Monday Morning – Dispatch Readiness
We posted an interesting story about nine days ago where a man was had a life-threatening medical emergency at his home in Wales where he lived alone. He had been awakened from an excruciating pain caused by a chronic back ailment that had resulted from a long-ago injury. Unable to use his cellphone because the battery was dead, he saw his laptop across the room and began a hellish trip crawling across the floor, inch-by-inch for a half-hour, until he reached it…..without his glasses. Barely able to see the screen and keyboard, he logged online to his Facebook page and typed out a garbled message calling for help. Within minutes, his Facebook "Friends" in several different countries started placing phone calls to the Wales dispatch center and help was on the way. See our story "Facebook is a Lifesaver" HERE.
That story got me to thinking (a sometimes dubious exercise) about just how prepared our call-takers and dispatchers are when it comes to this sort of communications.
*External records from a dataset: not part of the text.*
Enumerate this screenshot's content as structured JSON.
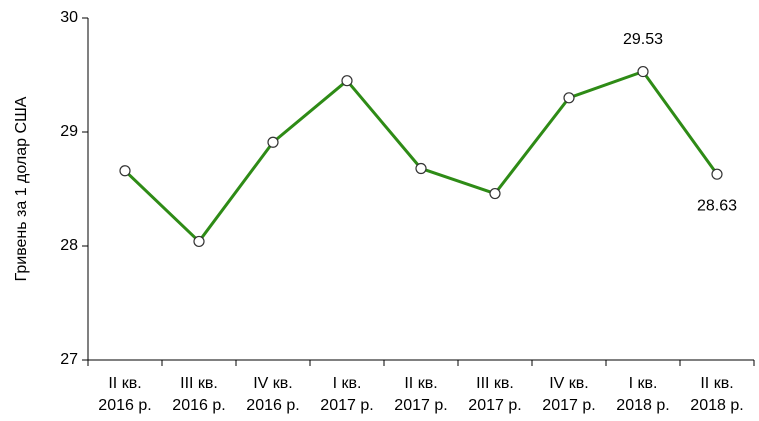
{
  "chart_data": {
    "type": "line",
    "y_label": "Гривень за 1 долар США",
    "categories": [
      "II кв. 2016 р.",
      "III кв. 2016 р.",
      "IV кв. 2016 р.",
      "I кв. 2017 р.",
      "II кв. 2017 р.",
      "III кв. 2017 р.",
      "IV кв. 2017 р.",
      "I кв. 2018 р.",
      "II кв. 2018 р."
    ],
    "series": [
      {
        "name": "Гривень за 1 долар США",
        "color": "#2e8b16",
        "values": [
          28.66,
          28.04,
          28.91,
          29.45,
          28.68,
          28.46,
          29.3,
          29.53,
          28.63
        ],
        "value_labels": [
          null,
          null,
          null,
          null,
          null,
          null,
          null,
          "29.53",
          "28.63"
        ]
      }
    ],
    "ylim": [
      27,
      30
    ],
    "yticks": [
      27,
      28,
      29,
      30
    ],
    "grid": false
  }
}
By their nature, 9-1-1 people are pretty savvy when it comes to electronic communications and the like, even if their own dispatch center is a few years behind the times when it comes to digital equipment. In fact, with the extremely fast upgrading and improving technology, almost every dispatch center is behind the times. It just can't be avoided. But our human components can be upgraded quickly and easily.
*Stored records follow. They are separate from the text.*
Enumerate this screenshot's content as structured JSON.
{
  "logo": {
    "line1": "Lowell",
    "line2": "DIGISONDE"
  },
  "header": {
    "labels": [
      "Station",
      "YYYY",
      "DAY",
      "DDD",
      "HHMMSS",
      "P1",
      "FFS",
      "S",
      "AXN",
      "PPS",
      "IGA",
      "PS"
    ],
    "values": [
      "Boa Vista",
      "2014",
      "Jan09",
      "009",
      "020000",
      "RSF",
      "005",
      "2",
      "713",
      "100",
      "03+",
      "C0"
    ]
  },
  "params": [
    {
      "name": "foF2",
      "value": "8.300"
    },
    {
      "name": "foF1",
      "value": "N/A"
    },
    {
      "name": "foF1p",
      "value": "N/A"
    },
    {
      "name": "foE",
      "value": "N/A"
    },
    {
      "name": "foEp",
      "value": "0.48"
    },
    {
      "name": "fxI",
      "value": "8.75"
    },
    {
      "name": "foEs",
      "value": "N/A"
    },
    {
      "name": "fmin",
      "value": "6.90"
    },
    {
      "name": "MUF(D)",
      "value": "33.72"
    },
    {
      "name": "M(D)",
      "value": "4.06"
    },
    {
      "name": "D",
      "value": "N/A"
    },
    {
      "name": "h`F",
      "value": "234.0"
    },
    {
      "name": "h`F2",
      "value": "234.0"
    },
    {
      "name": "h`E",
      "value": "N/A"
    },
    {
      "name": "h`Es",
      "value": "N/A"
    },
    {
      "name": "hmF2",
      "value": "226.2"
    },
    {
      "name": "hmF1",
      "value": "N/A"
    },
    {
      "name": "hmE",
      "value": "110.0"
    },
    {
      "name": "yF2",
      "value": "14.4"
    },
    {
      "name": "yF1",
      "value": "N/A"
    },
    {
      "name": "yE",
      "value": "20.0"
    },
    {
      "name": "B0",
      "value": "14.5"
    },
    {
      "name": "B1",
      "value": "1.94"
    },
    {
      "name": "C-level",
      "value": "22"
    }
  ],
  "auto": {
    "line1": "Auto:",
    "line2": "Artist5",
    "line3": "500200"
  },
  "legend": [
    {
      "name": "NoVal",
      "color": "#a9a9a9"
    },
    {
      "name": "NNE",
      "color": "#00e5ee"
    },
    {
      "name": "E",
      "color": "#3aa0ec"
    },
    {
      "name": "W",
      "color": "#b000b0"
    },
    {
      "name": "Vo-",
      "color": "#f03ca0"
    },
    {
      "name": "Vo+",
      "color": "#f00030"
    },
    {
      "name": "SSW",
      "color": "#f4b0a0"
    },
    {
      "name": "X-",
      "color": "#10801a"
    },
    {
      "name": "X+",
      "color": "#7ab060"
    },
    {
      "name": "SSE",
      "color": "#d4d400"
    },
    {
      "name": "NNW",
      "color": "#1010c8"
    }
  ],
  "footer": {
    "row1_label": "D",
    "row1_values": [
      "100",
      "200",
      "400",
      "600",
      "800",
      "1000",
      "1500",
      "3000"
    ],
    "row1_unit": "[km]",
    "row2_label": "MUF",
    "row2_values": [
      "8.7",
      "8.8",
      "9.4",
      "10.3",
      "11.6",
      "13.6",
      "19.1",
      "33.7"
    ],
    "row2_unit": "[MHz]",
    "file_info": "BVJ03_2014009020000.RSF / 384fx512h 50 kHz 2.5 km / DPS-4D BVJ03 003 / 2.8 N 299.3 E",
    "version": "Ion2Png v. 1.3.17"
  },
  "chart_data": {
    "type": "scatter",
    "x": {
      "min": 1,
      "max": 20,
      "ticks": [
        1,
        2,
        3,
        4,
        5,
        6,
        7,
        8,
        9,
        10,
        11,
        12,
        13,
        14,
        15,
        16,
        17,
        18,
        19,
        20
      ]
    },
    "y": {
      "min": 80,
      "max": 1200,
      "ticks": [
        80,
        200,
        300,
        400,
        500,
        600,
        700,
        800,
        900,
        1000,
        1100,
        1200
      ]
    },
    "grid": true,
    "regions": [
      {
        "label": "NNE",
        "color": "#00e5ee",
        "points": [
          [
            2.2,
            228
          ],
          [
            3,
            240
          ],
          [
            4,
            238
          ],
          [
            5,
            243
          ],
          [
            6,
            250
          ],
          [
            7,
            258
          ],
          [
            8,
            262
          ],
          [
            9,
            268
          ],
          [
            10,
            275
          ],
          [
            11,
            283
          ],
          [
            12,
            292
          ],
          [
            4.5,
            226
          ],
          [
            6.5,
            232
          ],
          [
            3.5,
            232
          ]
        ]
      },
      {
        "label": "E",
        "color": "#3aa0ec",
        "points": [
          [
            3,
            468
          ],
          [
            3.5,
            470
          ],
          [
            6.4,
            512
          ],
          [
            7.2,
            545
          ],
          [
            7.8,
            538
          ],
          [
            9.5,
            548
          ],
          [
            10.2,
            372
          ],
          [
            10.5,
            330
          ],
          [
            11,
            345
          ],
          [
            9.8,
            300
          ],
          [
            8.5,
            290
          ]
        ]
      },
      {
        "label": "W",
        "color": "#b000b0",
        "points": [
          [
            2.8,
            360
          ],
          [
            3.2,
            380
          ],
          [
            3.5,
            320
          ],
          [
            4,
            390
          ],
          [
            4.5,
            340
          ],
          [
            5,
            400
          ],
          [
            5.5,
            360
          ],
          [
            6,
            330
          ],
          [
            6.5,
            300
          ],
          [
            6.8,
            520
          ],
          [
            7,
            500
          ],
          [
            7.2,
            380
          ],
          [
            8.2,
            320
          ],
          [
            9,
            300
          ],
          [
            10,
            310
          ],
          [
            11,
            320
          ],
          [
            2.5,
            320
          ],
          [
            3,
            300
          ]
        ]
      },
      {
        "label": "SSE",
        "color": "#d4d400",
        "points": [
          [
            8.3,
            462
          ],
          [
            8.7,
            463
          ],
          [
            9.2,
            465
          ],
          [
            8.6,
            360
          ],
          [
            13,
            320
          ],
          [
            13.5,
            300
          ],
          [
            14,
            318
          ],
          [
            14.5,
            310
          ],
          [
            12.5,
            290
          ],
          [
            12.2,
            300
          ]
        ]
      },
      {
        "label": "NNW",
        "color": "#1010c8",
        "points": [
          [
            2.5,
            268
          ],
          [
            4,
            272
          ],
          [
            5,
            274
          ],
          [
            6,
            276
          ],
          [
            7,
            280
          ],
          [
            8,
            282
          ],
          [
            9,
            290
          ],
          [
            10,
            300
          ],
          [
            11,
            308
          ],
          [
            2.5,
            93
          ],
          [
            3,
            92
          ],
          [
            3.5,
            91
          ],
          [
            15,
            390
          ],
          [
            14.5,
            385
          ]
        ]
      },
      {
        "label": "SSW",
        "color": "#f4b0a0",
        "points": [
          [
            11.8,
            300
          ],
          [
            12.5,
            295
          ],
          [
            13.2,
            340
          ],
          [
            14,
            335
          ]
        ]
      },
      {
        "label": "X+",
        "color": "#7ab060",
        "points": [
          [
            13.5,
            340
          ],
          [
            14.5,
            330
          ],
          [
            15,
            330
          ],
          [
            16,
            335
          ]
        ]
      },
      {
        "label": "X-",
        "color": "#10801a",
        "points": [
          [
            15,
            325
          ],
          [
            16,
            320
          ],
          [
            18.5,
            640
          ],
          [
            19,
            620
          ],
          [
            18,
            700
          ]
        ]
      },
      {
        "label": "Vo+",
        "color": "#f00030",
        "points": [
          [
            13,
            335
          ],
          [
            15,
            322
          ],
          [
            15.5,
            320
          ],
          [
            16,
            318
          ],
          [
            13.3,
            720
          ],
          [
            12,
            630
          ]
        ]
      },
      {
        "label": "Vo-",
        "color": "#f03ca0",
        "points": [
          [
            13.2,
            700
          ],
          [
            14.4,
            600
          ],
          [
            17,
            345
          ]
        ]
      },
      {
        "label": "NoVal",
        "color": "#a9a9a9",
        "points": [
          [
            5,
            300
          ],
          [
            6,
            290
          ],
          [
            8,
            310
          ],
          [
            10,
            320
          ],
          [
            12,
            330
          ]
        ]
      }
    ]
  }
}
But first they have to have a common baseline of knowledge that the entire center is operating with and that should include the familiarity with digital online communications. Back to Facebook for example, everybody has heard of it by now and probably a high percentage of your console workers have experience with it. But you can bet there will always be at least one call-taker who hasn't the foggiest of how the thing works. And I'm sure the same situation is there for Twitter, Skype, and the cluster of other 21st-century communicating methods.
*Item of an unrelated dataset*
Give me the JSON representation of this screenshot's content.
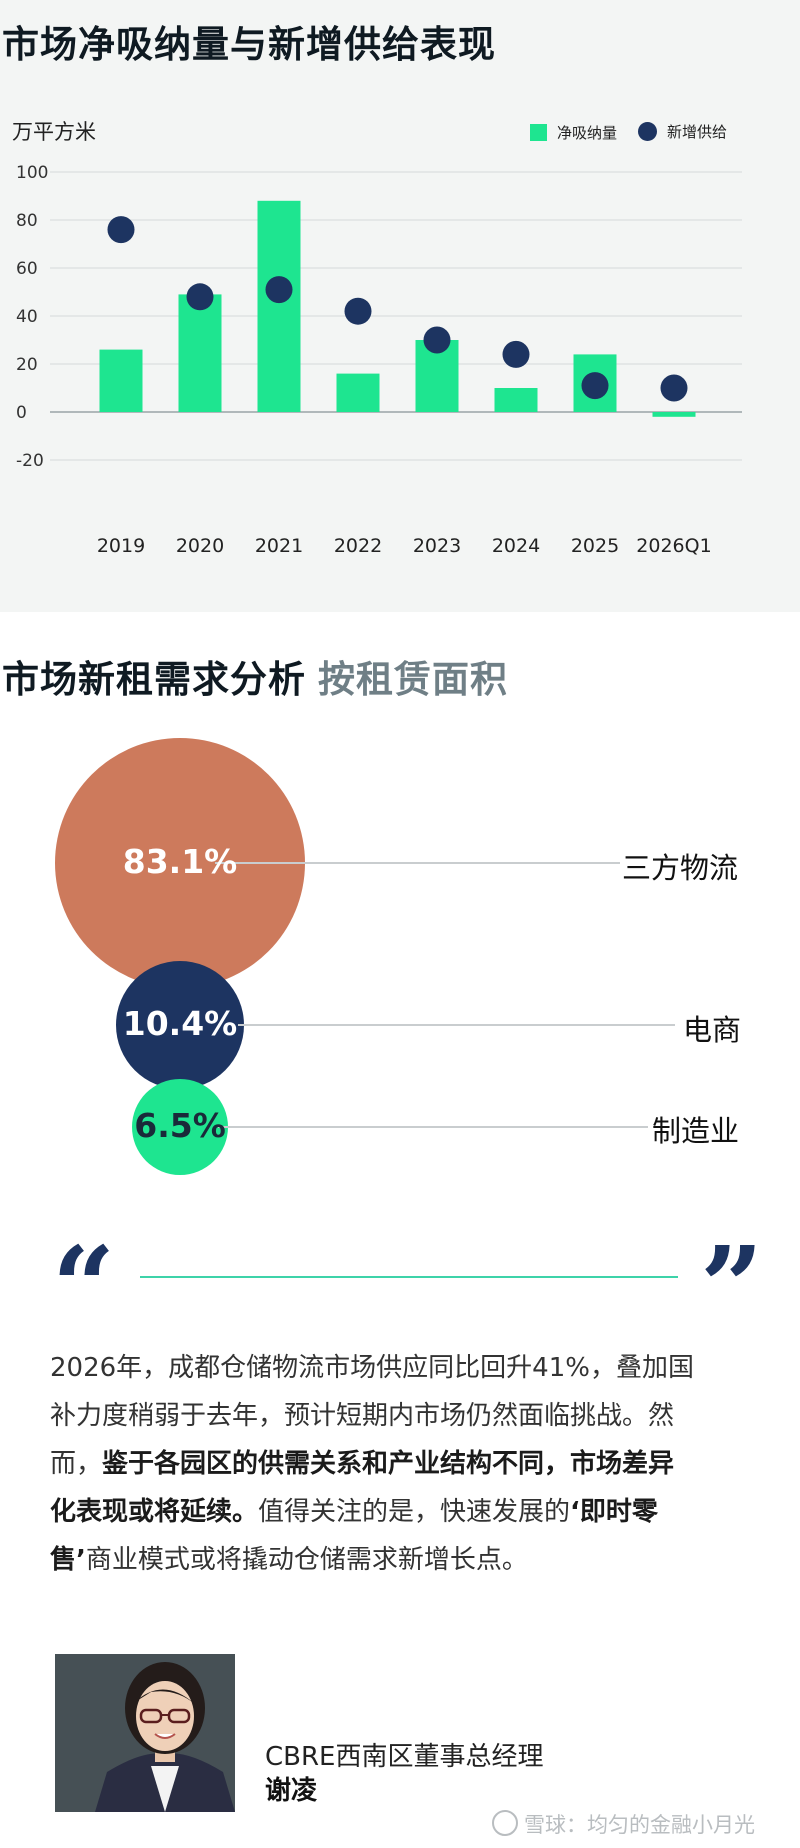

By now all 9-1-1 centers should have held a basic familiarity drill on the so-called social media and online phone services, followed up with a clear, established S.O.P. on how they will be handled. I'm referring to a structured, well researched, formal training session that covers these methods. What they are, how they work, and just as importantly, the nomenclature and jargon that accompanies the various programs. If a call-taker gets a 9-1-1 incoming and the caller start jabbering about a Facebook friend who is 8,000 miles away needing an ambulance, you want that communications clerk to be able to communicate right away without having figure out what this caller is talking about. This is a major shift in personal communications and we are obliged to be shifting along with it. So how is your emergency dispatch center measuring up? If they're not, then do what you can to get the show on the road to upgrade their "baseline of knowledge."
Now let's get our 19th-century clipboards out and start checking out this equipment. I'll see that the coffee pot gets refilled and then meet you back in the day room in a little while.